Child Rights and Wellbeing Impact Assessment: Stage 1
Screening - key questions

1. What aspects of the policy/measure will affect children and young people up to the age of 18?

The Referendums (Scotland) Bill will, as with Scottish Parliament and Local Government elections, allow 16 and 17 year-olds to vote. This was the case in the Scottish Independence Referendum held in 2014 and for the above elections since then. This is not a policy change, but a new application of the existing position.

2. What likely impact - direct or indirect - will the policy/measure have on children and young people?

Children and young people will not be specifically impacted by the policy – 16 and 17 year-olds will be able to vote in referendums, as they have at Scottish Parliament and Local Government elections and the Scottish Independence Referendum in 2014. They will be subject to the same rules and regulations as other voters.

3. Are there particular groups of children and young people who are more likely to be affected than others?

No. However, as with Scottish elections, the Electoral Commission will carry out an awareness raising campaign which may involve and target schools and further/higher education institutions to encourage all young people to register vote and general awareness of the referendum to be held.

4. Who else have you involved in your deliberations?

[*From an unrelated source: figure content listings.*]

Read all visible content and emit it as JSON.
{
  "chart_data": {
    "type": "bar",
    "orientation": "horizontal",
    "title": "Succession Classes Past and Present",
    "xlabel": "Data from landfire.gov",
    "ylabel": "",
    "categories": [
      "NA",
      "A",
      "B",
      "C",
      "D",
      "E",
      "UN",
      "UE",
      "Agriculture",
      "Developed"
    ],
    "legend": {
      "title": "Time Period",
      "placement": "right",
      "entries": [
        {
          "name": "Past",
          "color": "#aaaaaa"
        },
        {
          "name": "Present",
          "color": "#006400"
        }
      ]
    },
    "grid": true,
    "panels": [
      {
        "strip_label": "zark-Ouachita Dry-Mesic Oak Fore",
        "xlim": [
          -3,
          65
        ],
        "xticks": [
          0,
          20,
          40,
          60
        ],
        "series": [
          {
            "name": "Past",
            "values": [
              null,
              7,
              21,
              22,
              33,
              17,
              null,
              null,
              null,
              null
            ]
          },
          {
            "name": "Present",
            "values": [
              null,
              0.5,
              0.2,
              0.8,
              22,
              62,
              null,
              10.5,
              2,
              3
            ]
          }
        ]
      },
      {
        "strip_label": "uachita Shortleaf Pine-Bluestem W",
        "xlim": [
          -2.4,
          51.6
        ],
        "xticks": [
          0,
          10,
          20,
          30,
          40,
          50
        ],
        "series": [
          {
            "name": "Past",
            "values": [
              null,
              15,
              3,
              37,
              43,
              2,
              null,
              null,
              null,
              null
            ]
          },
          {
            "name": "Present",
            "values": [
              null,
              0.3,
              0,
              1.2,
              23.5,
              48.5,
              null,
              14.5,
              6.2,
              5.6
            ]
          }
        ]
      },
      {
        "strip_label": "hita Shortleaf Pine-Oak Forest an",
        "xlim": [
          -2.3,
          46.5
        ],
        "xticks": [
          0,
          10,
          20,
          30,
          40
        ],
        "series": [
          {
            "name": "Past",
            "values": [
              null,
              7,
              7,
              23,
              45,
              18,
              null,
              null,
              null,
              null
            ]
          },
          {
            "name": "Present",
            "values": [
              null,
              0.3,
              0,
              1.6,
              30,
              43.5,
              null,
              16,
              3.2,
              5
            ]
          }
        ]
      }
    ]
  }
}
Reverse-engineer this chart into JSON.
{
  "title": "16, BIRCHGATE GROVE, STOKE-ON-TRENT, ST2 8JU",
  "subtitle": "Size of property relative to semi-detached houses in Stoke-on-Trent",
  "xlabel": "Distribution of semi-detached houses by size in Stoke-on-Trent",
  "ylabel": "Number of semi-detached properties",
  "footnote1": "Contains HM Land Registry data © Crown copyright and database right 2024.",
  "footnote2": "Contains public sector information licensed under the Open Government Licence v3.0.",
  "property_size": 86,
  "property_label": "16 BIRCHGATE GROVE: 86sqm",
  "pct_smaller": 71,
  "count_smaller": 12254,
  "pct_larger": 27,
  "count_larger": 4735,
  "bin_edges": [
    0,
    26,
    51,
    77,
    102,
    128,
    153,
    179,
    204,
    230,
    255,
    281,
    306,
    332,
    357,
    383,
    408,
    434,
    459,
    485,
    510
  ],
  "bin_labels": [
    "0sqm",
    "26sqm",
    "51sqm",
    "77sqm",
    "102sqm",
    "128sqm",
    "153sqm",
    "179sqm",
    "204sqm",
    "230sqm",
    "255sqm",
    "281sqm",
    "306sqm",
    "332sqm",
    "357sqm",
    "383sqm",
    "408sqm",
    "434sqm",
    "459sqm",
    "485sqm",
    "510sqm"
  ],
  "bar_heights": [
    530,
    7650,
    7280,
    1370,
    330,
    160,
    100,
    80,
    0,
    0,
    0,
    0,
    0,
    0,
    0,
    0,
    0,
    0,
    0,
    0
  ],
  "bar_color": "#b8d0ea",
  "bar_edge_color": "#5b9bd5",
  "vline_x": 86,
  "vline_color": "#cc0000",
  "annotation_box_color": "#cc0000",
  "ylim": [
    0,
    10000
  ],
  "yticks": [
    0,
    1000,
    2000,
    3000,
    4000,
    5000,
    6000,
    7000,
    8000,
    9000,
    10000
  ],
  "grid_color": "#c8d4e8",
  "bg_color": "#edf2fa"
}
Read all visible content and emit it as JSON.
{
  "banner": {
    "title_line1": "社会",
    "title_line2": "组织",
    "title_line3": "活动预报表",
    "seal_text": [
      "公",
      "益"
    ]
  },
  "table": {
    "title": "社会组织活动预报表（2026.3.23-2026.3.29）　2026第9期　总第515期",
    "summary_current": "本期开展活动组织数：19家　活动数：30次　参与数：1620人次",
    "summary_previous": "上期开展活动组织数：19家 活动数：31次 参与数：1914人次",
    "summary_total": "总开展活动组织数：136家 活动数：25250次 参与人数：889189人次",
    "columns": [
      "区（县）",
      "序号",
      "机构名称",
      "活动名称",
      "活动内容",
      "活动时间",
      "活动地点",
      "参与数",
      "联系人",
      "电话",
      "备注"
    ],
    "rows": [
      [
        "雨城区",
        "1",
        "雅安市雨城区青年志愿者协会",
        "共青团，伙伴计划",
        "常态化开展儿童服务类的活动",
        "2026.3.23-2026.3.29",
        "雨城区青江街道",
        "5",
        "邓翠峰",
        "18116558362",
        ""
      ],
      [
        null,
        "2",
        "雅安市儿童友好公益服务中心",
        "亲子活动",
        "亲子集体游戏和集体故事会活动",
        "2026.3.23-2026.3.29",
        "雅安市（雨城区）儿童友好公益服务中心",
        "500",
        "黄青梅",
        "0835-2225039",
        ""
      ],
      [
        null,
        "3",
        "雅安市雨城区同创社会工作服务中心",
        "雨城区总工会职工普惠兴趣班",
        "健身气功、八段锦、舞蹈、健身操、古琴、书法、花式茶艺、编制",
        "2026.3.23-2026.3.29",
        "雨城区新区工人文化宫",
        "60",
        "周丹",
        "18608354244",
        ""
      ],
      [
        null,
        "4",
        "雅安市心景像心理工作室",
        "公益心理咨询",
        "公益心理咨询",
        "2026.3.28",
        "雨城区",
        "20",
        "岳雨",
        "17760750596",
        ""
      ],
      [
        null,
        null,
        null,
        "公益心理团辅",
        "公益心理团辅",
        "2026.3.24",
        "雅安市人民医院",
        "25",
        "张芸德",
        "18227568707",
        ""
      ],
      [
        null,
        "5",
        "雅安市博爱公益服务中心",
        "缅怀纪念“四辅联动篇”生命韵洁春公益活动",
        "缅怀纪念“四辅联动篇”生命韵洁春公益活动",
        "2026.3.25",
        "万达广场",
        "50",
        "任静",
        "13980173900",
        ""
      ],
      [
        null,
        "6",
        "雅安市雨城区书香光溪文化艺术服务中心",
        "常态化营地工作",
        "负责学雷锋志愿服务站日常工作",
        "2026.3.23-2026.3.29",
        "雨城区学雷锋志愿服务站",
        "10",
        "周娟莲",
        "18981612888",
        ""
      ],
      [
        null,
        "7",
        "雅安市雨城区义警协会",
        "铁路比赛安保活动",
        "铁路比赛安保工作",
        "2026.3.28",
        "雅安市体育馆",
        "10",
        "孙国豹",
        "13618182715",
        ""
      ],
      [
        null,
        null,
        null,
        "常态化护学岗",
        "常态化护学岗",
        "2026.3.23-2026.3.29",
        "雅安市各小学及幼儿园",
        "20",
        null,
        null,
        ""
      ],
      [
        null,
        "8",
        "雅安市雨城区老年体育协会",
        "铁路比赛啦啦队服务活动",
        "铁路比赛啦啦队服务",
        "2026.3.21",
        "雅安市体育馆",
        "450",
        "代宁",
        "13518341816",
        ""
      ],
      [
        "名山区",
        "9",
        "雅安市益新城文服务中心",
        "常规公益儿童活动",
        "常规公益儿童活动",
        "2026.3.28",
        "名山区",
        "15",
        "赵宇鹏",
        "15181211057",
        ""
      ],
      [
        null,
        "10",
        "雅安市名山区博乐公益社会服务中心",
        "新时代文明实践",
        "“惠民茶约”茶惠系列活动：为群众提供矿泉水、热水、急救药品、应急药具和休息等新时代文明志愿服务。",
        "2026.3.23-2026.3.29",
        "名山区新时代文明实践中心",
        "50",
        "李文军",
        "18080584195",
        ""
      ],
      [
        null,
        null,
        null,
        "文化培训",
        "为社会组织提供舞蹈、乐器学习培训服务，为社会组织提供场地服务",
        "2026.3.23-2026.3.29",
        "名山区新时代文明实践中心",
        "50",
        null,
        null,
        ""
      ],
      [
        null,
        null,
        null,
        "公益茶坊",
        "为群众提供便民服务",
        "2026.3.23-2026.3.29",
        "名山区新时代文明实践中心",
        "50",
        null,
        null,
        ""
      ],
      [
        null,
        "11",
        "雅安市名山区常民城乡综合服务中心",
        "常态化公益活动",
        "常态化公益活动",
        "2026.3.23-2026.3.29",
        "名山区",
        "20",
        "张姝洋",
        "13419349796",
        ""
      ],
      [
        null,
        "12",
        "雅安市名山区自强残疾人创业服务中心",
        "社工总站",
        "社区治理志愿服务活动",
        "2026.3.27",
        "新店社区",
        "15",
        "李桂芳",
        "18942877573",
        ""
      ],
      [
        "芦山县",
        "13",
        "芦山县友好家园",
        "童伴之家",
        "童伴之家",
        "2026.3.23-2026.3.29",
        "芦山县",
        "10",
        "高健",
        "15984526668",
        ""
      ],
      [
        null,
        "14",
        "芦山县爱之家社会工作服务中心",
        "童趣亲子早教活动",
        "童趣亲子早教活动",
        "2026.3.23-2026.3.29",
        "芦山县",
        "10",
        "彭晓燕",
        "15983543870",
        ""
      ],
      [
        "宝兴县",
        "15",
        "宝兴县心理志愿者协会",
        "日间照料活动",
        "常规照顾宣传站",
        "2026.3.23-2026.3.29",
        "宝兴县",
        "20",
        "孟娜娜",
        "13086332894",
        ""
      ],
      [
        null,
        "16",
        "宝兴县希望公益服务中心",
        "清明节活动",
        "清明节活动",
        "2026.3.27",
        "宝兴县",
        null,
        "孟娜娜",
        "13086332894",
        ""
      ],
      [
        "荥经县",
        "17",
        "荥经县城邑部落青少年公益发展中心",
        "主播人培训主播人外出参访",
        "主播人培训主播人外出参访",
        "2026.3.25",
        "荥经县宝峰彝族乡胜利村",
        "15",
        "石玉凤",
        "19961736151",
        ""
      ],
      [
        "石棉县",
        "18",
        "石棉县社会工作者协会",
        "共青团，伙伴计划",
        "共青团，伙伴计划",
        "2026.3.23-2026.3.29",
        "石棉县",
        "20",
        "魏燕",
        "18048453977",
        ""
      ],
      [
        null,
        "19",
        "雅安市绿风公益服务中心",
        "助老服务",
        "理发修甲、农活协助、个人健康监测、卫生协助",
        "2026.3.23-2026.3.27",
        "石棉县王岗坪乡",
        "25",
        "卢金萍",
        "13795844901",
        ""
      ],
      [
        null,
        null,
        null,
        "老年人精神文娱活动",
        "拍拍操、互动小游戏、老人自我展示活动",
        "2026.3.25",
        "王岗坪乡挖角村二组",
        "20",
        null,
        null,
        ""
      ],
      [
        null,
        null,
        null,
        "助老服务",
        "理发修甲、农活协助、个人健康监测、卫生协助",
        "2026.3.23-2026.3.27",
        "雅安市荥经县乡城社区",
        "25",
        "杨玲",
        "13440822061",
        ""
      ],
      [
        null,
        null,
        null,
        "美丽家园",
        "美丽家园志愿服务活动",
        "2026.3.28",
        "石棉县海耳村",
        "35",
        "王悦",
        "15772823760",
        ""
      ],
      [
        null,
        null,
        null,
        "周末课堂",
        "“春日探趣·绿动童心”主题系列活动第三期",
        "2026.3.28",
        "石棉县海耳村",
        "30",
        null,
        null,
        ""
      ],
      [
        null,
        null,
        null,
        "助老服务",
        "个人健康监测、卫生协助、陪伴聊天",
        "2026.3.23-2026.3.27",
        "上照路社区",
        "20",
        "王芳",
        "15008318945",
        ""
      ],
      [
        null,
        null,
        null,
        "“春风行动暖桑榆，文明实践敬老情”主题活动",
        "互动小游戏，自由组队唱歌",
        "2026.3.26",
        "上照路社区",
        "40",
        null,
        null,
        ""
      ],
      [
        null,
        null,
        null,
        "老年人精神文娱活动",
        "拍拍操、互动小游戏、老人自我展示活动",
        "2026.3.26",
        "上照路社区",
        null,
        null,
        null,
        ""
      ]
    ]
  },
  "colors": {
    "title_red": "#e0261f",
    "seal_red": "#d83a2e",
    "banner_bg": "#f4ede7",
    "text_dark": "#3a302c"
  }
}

We have been working with Scottish Government Legal Directorate on the development of the legislation as well as UK relations and constitution colleagues. We have also worked closely with the Electoral Commission which will have a role in regulating the poll and conducting public awareness raising campaigns, the Electoral Management Board which will be responsible for the delivery of electoral arrangements across the country and the Electoral Registration Officers whose role it is to ensure as many people as possible are registered to vote and can carry out work in their local areas to target specific audiences.

5. Will this require a CRWIA?

We feel that due to the reasons above, this bill applies existing policy and legislation and a CRWIA is not required.

CRWIA Declaration

Tick relevant section, and complete the form.

CRWIA required

CRWIA not required



Policy lead

Rebecca Whyte, Referendums (Scotland d) Bill Team Leader, Elections and Freedom of Information Division.



Deputy Director or equivalent

Penny Curtis, Deputy Director for Elections and Freedom of Information, Elections and Freedom of Information Division.